6) La contribuable et M. M______ font enfin grief au TAPI d'avoir appliqué à la contribution d'entretien le cours du change au 31 décembre 2010 et non le cours annuel moyen du peso colombien pour l'année 2010. Dans leur réclamation du 18 mars 2011 puis dans leur recours au TAPI du 15 octobre 2012, les recourants avaient déjà conclu à la prise en compte du cours annuel moyen. Ce grief se limite également au calcul de la contribution d'entretien sans remettre en cause les limites fixées par la TAPI.

a. La convention prévoit un paiement mensuel de la contribution d'entretien due par M. M______. En outre, selon les extraits bancaires versés à la procédure devant le TAPI, les retraits effectués sur le compte de la G______ par Mme F______ s'étendent sur plusieurs mois. Il est dès lors pertinent de retenir en l'espèce la prise en compte du cours annuel moyen 2010 et non le cours au 31 décembre 2010 (ATA/539/2008 du 28 octobre 2008). Sur son site internet, à l'adresse http://ge.ch/impots/taux-de-change, l'AFC-GE indique d'ailleurs que le taux de change applicable au revenu est le cours annuel moyen des devises, le taux de change applicable à la fortune étant la devise libre au 31 décembre. L'AFC-GE renvoie à une liste des cours annuels moyens des devises en Suisse en 2010 qui ne contient pas la Colombie. Sur le site de l'AFC-CH, à l'adresse http://www.estv.admin.ch/wehrpflichtersatzabgabe/dienstleistungen/00263/index.htmllang=fr, figure le cours annuel moyen 2010 de la Colombie, étant précisé que tant l'AFC-GE que l'AFC-CH se fondent sur la même source, à savoir la Banque nationale suisse. Pour 2010, le cours annuel moyen était de CHF 0.054825 pour COP 100.-.
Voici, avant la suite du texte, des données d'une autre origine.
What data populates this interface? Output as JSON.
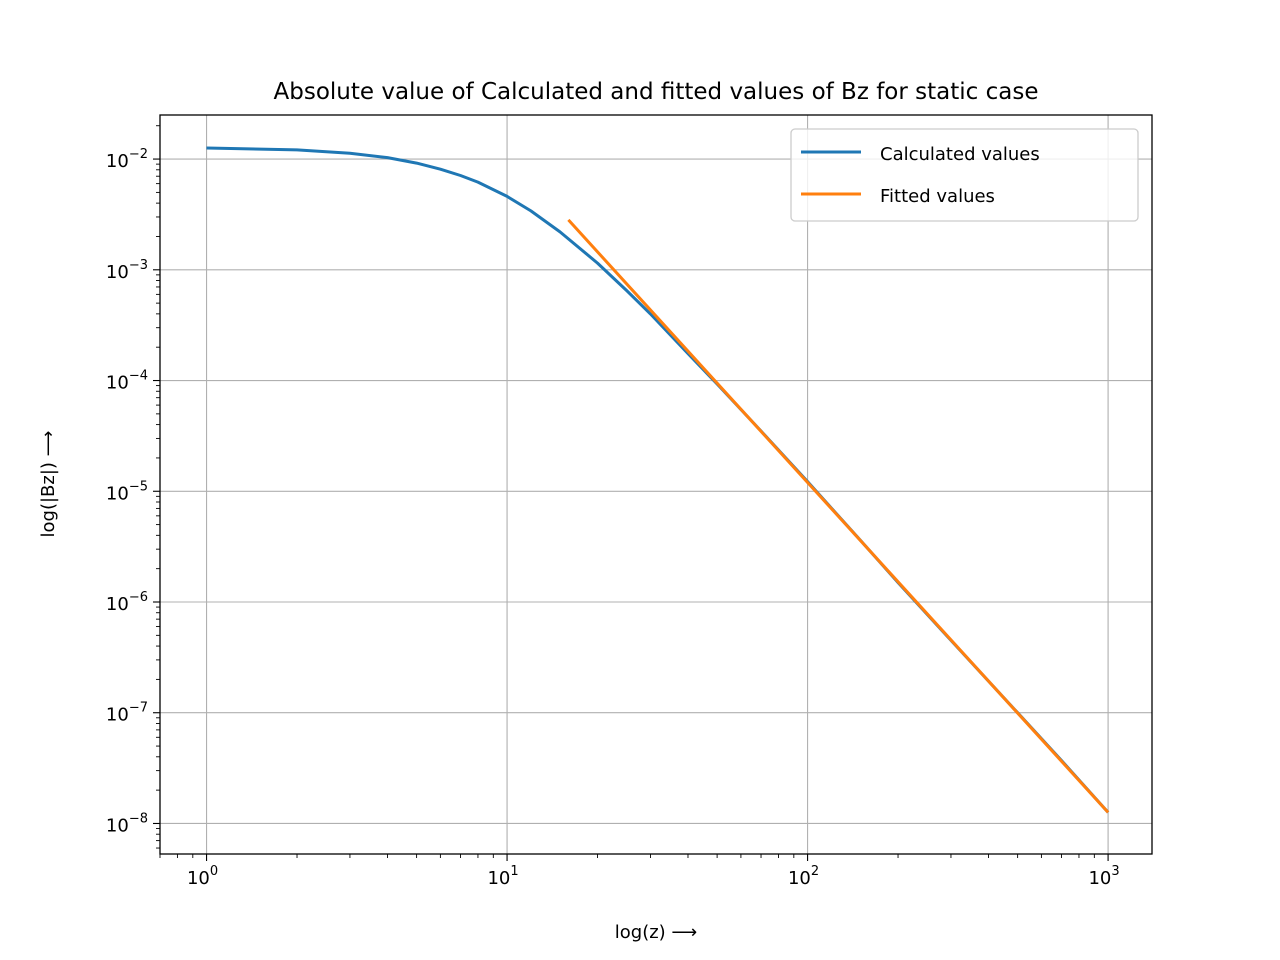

b. Au cours annuel moyen 2010, COP 53'815'200.- correspondaient ainsi à CHF 29'504,18, résultat conforme à celui des recourants. C'est donc ce montant qui doit être retenu comme étant déductible des revenus de la contribuable pour la période fiscale 2010.

7) Au vu de ce qui précède, le recours sera admis. Le jugement du TAPI du
10 décembre 2012 et la décision sur réclamation de l'AFC-GE, à laquelle la cause sera renvoyée dans le sens des considérants, seront annulés.

8) Vu l'issue du litige, aucun émolument ne sera mis à la charge des recourants et une indemnité de procédure de CHF 1'000.- leur sera allouée, à la charge de l'Etat de Genève (art. 87 LPA).

* * * * *

PAR CES MOTIFS
LA CHAMBRE ADMINISTRATIVE

à la forme :

déclare recevable le recours interjeté le 17 janvier 2013 par Madame R______ et Monsieur M______ contre le jugement du Tribunal administratif de première instance du 10 décembre 2012 ;

au fond :

l'admet ;

annule le jugement du Tribunal administratif du 10 décembre 2012 ;

annule la décision sur réclamation de l'administration fiscale cantonale du 15 mars 2012 ;

renvoie la cause à l'administration fiscale cantonale dans le sens des considérants ;

dit qu'il n'est pas perçu d'émolument ;

alloue à Madame R______ et Monsieur M______ une indemnité de procédure de CHF 1'000.-, à la charge de l'Etat de Genève ;

dit que, conformément aux art. 82 ss de la loi fédérale sur le Tribunal fédéral du 17 juin 2005 (LTF - RS 173.110), le présent arrêt peut être porté dans les trente jours qui suivent sa notification par-devant le Tribunal fédéral, par la voie du recours en matière de droit public ; le mémoire de recours doit indiquer les conclusions, motifs et moyens de preuve et porter la signature du recourant ou de son mandataire ; il doit être adressé au Tribunal fédéral, 1000 Lausanne 14, par voie postale ou par voie électronique aux conditions de l'art. 42 LTF. Le présent arrêt et les pièces en possession du recourant, invoquées comme moyens de preuve, doivent être joints à l'envoi ;

communique le présent arrêt à Bonnefous et Cie S.A., mandataire des recourants, au Tribunal administratif de première instance, à administration fiscale cantonale, ainsi qu'à l'administration fédérale des contributions.

Siégeants : M. Thélin, président, MM. Verniory et Pagan, juges.

Au nom de la chambre administrative :

la greffière-juriste :

 

 

S. Hüsler Enz

 

le président siégeant :

 

 

Ph. Thélin

 

 

Copie conforme de cet arrêt a été communiquée aux parties.